In 1961, Melo founded the Associação dos Empregados Domésticos de Campinas (Association of Campinas' Domestic Laborers) to support literacy training and unionize domestic workers. She partnered with politicians like Francisco Amaral and with the progressive wing of the Catholic Church to continue pressing for the rights of domestic workers. However, she left the Association in 1968 due to conflicts within it. In 1972, domestic workers were granted the right to Social Security and yearly paid holidays.

In 1982, Melo was called back to the Association of Domestic Workers. She helped restructure the association into an official union in 1988, under the new name of the Sindicato dos Trabalhadores Domésticos de Campinas (Union of Domestic Workers).

==Death and legacy==
Melo died on 22 May 1991 in Campinas and donated her home to be used as the headquarters of the Sindicato dos Trabalhadores Domésticos. She is recognized as the founder of the first domestic workers' union in Brazil and a pioneer in bringing awareness to and rights protections for domestic workers in the country.
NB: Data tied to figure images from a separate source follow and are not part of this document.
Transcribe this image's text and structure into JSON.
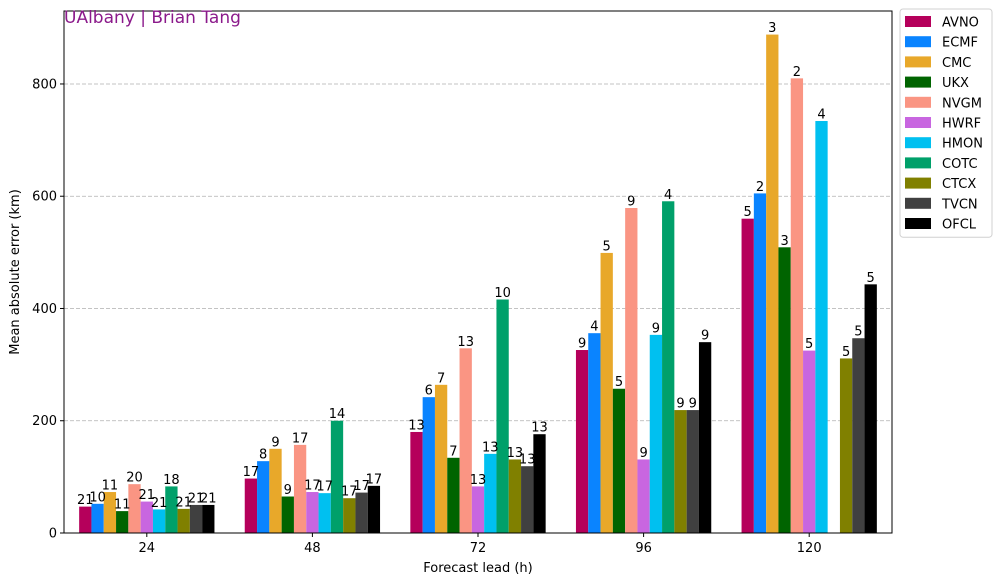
{
  "watermark": "UAlbany | Brian Tang",
  "colors": {
    "watermark": "#8b1a8b",
    "grid": "#b0b0b0"
  },
  "chart_data": {
    "type": "bar",
    "xlabel": "Forecast lead (h)",
    "ylabel": "Mean absolute error (km)",
    "ylim": [
      0,
      930
    ],
    "yticks": [
      0,
      200,
      400,
      600,
      800
    ],
    "grid": "y-dashed",
    "legend_position": "outside-right",
    "categories": [
      "24",
      "48",
      "72",
      "96",
      "120"
    ],
    "series": [
      {
        "name": "AVNO",
        "color": "#b5005b",
        "values": [
          47,
          97,
          180,
          326,
          560
        ],
        "counts": [
          "21",
          "17",
          "13",
          "9",
          "5"
        ]
      },
      {
        "name": "ECMF",
        "color": "#0a84ff",
        "values": [
          52,
          128,
          242,
          356,
          605
        ],
        "counts": [
          "10",
          "8",
          "6",
          "4",
          "2"
        ]
      },
      {
        "name": "CMC",
        "color": "#e8a82a",
        "values": [
          73,
          150,
          264,
          499,
          888
        ],
        "counts": [
          "11",
          "9",
          "7",
          "5",
          "3"
        ]
      },
      {
        "name": "UKX",
        "color": "#006400",
        "values": [
          39,
          65,
          134,
          257,
          509
        ],
        "counts": [
          "11",
          "9",
          "7",
          "5",
          "3"
        ]
      },
      {
        "name": "NVGM",
        "color": "#fa9583",
        "values": [
          87,
          157,
          329,
          579,
          810
        ],
        "counts": [
          "20",
          "17",
          "13",
          "9",
          "2"
        ]
      },
      {
        "name": "HWRF",
        "color": "#c866e0",
        "values": [
          56,
          73,
          83,
          131,
          325
        ],
        "counts": [
          "21",
          "17",
          "13",
          "9",
          "5"
        ]
      },
      {
        "name": "HMON",
        "color": "#00c0f0",
        "values": [
          42,
          71,
          141,
          353,
          734
        ],
        "counts": [
          "21",
          "17",
          "13",
          "9",
          "4"
        ]
      },
      {
        "name": "COTC",
        "color": "#00a06a",
        "values": [
          83,
          200,
          416,
          591,
          null
        ],
        "counts": [
          "18",
          "14",
          "10",
          "4",
          ""
        ]
      },
      {
        "name": "CTCX",
        "color": "#808000",
        "values": [
          43,
          62,
          131,
          219,
          311
        ],
        "counts": [
          "21",
          "17",
          "13",
          "9",
          "5"
        ]
      },
      {
        "name": "TVCN",
        "color": "#404040",
        "values": [
          50,
          72,
          119,
          219,
          347
        ],
        "counts": [
          "21",
          "17",
          "13",
          "9",
          "5"
        ]
      },
      {
        "name": "OFCL",
        "color": "#000000",
        "values": [
          50,
          84,
          176,
          340,
          443
        ],
        "counts": [
          "21",
          "17",
          "13",
          "9",
          "5"
        ]
      }
    ]
  }
}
Her work led to the development of similar organizations in other states and was pivotal to the recognition of domestic workers earning the right to be classed as laborers and have protected benefits.

===Tribute===
A biography about her was written by author Jarid Arraes as part of her 2015 cordel collection and book Heroínas Negras Brasileiras em 15 cordéis.

On October 12, 2020, Google celebrated her 116th birthday with a Google Doodle.